J'ai toujours un peu d'appréhension au moment d'ouvrir un livre de
Romain Gary, car il est de ces auteurs qui m'arrachent le coeur, de par leur humanisme éhonté.
Dans ce livre, Gary raconte Roman Kacew : l'enfance en Pologne, l'adolescence en France, le début de l'âge adulte entre l'Angleterre et l'Afrique, en pleine seconde guerre mondiale. Ces trois périodes sont vécues sous l'immense aile protectrice de sa mère, ancienne artiste russe qui reporte sur son fils unique tous ses rêves de réussite ; ses injonctions au futur ("Tu seras Guynemer ! Tu seras
Victor Hugo ! Tu seras Ambassadeur !") rythment la vie du jeune Roman. Toujours, sa mère le pousse vers le haut, se sacrifiant pour lui offrir des cours de toutes sortes afin de le façonner et multiplier ses chances de succès. Et le jeune Roman opine, bien décidé à honorer cette promesse de gloire qu'il lui a faite, en dédommagement de son dévouement sans limites.
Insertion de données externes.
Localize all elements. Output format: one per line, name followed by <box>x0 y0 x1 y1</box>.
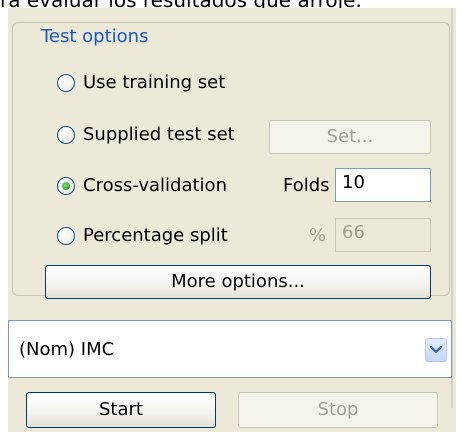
percentage-input[interactable]: 66 <box>335 218 431 252</box>
radio-supplied-test-set[interactable] <box>57 126 75 144</box>
radio-label-cross-validation: Cross-validation <box>83 175 227 196</box>
radio-row-use-training-set[interactable]: Use training set <box>57 69 225 97</box>
class-attribute-select[interactable]: (Nom) IMC <box>8 320 452 378</box>
radio-row-cross-validation[interactable]: Cross-validation <box>57 172 227 200</box>
radio-cross-validation[interactable] <box>57 177 75 195</box>
class-attribute-value: (Nom) IMC <box>19 339 115 360</box>
set-button[interactable]: Set... <box>269 120 431 154</box>
test-options-title: Test options <box>37 26 153 48</box>
stop-button[interactable]: Stop <box>238 392 438 428</box>
radio-row-supplied-test-set[interactable]: Supplied test set <box>57 121 235 149</box>
radio-label-percentage-split: Percentage split <box>83 225 228 246</box>
dropdown-button[interactable] <box>425 338 447 362</box>
percent-label: % <box>309 225 327 246</box>
classifier-panel: Test options Use training set Supplied t… <box>8 8 456 432</box>
folds-input[interactable]: 10 <box>335 168 431 202</box>
radio-row-percentage-split[interactable]: Percentage split <box>57 222 228 250</box>
folds-label: Folds <box>283 175 330 196</box>
more-options-button[interactable]: More options... <box>45 265 431 299</box>
radio-label-use-training-set: Use training set <box>83 72 226 93</box>
radio-use-training-set[interactable] <box>57 74 75 92</box>
start-button[interactable]: Start <box>26 392 216 428</box>
test-options-groupbox: Test options Use training set Supplied t… <box>12 22 450 299</box>
radio-percentage-split[interactable] <box>57 227 75 245</box>
chevron-down-icon <box>430 346 442 354</box>
radio-label-supplied-test-set: Supplied test set <box>83 124 235 145</box>
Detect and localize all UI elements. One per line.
Romain Gary dresse avec amour, pudeur et drôlerie, le portrait d'une mère- monstre écrasante, incontournable, incontrôlable. Et en le lisant, je me dis qu'il faut sans doute être un garçon pour accepter et supporter avec autant de légèreté toute cette surcharge d'amour maternel ; ça m'a toujours fait fuir. J'ai donc préféré la 3ème partie, davantage dédiée à l'armée et aux combats aériens, où j'ai découvert beaucoup d'anecdotes piquantes sur l'état des troupes françaises en 1939, bien loin du roman national établi depuis.
Et puis, j'ai retrouvé ce qui fait tant battre mon coeur chez
Romain Gary : sa soif de justice, son incapacité à désespérer de l'humanité, son refus du cynisme, sa volonté de lutter contre toutes les oppressions -et toujours, son humour, son sens du tragi-comique. On rit, et en même temps, on pleure.
Enfin, certaines réflexions m'ont interpelée, qu'elles soient nimbées d'homophobie, minimisent l'inceste ou banalisent les violences envers les femmes : "J'ai toujours eu la plus grande difficulté à battre les femmes, dans ma vie. Je dois manquer de virilité." Je me demande si les tenants de la décontextualisation seraient prêts à jeter
Romain Gary dans le bûcher de sorciers actuel. Faut-il brûler un homme qui écrit aussi : " Je continue à me voir dans toutes les créatures vivantes et maltraitées." ? Pour moi, la réponse est clairement non.
Romain Gary reste un bel exemple d'humaniste du XXème siècle, qu'il ne faut pas hésiter à lire et relire -juste pour se sentir appartenir à cette Terre qui peut être parfois si jolie.